Basic activities of daily living are more basic everyday tasks like eating or showering, whereas IADLs refer to more complex everyday tasks that require more cognitive capacity, like financial management or grocery shopping.
Instrumental ADLs represent complex activities we perform daily that are necessary to live independently. For example, tasks like shopping for groceries, following directions to a new location or managing daily finances are part of IADLs.
In addition to being important for healthy, happy, independent living as we get older, IADL performance may be able to give us insight into very early stages of cognitive decline in ways that examining basic activities cannot.
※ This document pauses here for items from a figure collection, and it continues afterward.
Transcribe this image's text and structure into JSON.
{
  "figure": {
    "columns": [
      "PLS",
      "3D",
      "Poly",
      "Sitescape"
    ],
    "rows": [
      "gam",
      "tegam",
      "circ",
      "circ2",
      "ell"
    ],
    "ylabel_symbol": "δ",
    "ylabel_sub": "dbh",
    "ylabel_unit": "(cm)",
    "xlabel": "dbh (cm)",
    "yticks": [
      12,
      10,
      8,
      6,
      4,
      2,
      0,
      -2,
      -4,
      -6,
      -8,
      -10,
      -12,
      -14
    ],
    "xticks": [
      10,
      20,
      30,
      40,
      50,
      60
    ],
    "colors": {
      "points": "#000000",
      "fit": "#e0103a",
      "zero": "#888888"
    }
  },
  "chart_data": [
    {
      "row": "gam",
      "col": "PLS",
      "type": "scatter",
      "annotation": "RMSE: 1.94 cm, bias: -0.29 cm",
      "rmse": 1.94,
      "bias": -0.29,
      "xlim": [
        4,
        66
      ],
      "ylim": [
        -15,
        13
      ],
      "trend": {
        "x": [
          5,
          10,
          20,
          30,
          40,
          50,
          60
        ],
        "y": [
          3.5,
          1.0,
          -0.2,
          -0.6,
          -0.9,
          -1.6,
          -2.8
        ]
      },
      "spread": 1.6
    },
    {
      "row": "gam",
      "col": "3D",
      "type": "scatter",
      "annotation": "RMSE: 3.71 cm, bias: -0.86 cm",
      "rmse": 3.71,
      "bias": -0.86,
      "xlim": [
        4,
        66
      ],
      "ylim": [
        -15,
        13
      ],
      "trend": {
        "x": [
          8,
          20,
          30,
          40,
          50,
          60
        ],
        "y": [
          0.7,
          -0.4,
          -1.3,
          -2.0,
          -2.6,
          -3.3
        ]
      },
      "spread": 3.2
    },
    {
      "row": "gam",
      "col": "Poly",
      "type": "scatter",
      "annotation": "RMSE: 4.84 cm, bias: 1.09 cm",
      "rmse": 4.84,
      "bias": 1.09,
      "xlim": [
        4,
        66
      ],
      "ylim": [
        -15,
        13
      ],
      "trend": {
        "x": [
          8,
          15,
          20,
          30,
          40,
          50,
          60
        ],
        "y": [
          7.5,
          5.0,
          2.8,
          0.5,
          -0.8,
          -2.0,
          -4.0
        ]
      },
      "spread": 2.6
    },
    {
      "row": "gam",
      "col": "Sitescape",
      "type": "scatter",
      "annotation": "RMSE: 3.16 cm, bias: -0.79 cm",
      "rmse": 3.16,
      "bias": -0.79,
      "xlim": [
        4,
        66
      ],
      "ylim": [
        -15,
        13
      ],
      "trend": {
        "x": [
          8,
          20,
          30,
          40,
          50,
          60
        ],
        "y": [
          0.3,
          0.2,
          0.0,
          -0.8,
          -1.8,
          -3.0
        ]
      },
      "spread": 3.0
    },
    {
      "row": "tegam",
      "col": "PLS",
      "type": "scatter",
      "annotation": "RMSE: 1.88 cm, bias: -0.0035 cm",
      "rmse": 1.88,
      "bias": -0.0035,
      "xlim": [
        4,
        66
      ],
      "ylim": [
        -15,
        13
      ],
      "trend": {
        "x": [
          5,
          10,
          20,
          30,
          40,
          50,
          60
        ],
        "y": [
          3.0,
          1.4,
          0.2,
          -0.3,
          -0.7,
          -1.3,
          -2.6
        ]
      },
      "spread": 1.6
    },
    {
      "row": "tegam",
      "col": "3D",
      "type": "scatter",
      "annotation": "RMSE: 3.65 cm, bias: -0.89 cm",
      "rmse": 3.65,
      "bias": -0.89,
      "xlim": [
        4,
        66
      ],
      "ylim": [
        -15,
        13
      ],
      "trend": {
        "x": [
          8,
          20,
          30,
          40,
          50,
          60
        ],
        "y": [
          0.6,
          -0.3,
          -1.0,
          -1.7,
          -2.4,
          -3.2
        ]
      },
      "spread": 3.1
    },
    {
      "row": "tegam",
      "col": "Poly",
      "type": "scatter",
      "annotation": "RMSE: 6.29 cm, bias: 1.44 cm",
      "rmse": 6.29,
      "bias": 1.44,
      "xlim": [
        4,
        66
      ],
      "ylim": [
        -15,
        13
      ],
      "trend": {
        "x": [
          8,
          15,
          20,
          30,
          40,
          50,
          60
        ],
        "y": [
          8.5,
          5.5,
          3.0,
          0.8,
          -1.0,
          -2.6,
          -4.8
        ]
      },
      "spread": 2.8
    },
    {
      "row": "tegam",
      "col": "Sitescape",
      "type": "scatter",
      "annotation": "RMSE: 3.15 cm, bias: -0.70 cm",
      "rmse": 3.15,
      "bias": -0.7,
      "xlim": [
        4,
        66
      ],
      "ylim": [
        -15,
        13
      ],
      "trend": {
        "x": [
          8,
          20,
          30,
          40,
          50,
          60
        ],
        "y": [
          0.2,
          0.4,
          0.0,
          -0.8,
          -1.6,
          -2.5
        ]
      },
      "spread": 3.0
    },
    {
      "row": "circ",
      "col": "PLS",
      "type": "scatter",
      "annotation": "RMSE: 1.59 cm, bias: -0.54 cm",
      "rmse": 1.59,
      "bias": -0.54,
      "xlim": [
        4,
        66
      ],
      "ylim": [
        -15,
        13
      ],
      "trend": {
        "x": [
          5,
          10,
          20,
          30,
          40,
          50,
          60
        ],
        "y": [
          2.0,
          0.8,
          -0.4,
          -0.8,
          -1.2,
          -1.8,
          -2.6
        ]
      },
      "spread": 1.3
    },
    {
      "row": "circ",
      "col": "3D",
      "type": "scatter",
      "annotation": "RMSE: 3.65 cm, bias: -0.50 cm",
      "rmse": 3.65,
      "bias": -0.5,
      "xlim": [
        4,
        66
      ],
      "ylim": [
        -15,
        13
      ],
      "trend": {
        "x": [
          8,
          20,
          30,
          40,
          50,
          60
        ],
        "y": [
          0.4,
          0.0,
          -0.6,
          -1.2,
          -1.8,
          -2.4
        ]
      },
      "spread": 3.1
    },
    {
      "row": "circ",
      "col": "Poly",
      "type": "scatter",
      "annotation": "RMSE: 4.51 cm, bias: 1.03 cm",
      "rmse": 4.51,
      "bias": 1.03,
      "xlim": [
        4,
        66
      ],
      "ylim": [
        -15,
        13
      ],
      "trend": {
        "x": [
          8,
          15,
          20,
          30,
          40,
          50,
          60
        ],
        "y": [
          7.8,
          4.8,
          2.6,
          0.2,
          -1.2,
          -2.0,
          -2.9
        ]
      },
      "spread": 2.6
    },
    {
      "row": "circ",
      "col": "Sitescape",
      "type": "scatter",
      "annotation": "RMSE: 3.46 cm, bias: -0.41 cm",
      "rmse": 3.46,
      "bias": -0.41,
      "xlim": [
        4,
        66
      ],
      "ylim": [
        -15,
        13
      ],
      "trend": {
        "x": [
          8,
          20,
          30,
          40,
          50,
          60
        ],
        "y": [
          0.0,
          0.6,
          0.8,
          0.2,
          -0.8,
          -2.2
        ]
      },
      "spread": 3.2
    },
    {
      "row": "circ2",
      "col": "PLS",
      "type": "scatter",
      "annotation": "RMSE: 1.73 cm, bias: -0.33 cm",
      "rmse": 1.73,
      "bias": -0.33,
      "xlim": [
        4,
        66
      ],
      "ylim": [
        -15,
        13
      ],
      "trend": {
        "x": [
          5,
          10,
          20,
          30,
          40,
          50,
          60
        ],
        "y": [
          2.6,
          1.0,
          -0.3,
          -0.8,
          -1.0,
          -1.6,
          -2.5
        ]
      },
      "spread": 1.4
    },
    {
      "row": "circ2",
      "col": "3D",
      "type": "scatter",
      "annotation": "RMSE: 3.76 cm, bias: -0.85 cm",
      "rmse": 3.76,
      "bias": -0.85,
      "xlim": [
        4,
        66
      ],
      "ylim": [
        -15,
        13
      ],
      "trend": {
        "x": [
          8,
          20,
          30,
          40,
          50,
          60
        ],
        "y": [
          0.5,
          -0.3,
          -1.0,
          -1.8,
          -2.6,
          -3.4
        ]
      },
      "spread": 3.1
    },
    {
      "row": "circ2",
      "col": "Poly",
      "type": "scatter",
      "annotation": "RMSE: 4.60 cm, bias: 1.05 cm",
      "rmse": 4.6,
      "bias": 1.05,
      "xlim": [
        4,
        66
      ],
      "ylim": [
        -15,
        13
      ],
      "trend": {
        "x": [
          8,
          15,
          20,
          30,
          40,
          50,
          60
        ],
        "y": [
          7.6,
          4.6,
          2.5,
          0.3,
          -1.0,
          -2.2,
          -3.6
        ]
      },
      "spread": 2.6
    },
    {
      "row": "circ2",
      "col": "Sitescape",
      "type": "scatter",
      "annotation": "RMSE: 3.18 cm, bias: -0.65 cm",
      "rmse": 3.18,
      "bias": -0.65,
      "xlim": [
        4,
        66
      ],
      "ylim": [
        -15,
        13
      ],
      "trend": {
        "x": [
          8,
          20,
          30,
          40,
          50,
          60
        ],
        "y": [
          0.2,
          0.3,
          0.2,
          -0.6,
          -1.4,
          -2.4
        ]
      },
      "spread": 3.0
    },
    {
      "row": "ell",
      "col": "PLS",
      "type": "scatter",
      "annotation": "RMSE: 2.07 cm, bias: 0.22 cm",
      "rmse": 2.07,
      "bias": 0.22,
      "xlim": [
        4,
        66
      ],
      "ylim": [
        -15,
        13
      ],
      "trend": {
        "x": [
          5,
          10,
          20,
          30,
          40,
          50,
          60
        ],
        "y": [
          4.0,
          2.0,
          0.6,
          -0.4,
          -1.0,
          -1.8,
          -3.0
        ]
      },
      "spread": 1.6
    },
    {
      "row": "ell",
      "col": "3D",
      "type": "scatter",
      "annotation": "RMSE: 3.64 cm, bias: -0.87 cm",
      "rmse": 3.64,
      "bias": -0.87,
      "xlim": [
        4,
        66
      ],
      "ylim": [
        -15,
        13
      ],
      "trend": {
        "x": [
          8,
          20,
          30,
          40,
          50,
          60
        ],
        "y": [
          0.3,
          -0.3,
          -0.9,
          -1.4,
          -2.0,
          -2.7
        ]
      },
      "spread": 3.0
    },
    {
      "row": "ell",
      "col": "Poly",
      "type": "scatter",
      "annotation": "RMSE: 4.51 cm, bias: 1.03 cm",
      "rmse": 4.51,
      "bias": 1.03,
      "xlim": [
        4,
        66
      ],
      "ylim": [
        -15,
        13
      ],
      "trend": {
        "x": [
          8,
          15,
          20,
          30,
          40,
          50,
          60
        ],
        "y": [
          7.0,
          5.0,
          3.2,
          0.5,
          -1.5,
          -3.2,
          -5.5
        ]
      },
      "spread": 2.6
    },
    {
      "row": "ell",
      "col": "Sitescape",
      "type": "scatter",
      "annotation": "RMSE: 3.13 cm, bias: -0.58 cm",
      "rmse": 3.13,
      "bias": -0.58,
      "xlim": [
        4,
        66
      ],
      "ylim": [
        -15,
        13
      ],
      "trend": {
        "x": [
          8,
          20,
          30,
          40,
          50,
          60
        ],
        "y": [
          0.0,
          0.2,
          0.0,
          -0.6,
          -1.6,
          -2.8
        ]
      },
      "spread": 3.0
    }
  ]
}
Just imagine sorting five different medications into a weekly pill dispenser for the next seven days according to each individual medication’s instructions. This requires a lot of cognitive effort, including the ability to pay attention to the instruction, concentrate on the task, and coordination to action your plan. Therefore, when people begin to experience very early stages of cognitive decline it is usually more complex tasks (or IADLs) like the example above that show signs of impairment.
That is why researchers like us are interested in coming up with novel ways – that are time and cost effective – that allow us to examine how people perform complex IADLs, and importantly, to determine if performance changes over time. If we can detect changes in IADLs, this may hint at underlying changes in the brain that are indicative of early dementia pathology. Importantly, detecting dementia in its earliest stages is paramount to slow or prevent the onset of clinical symptoms.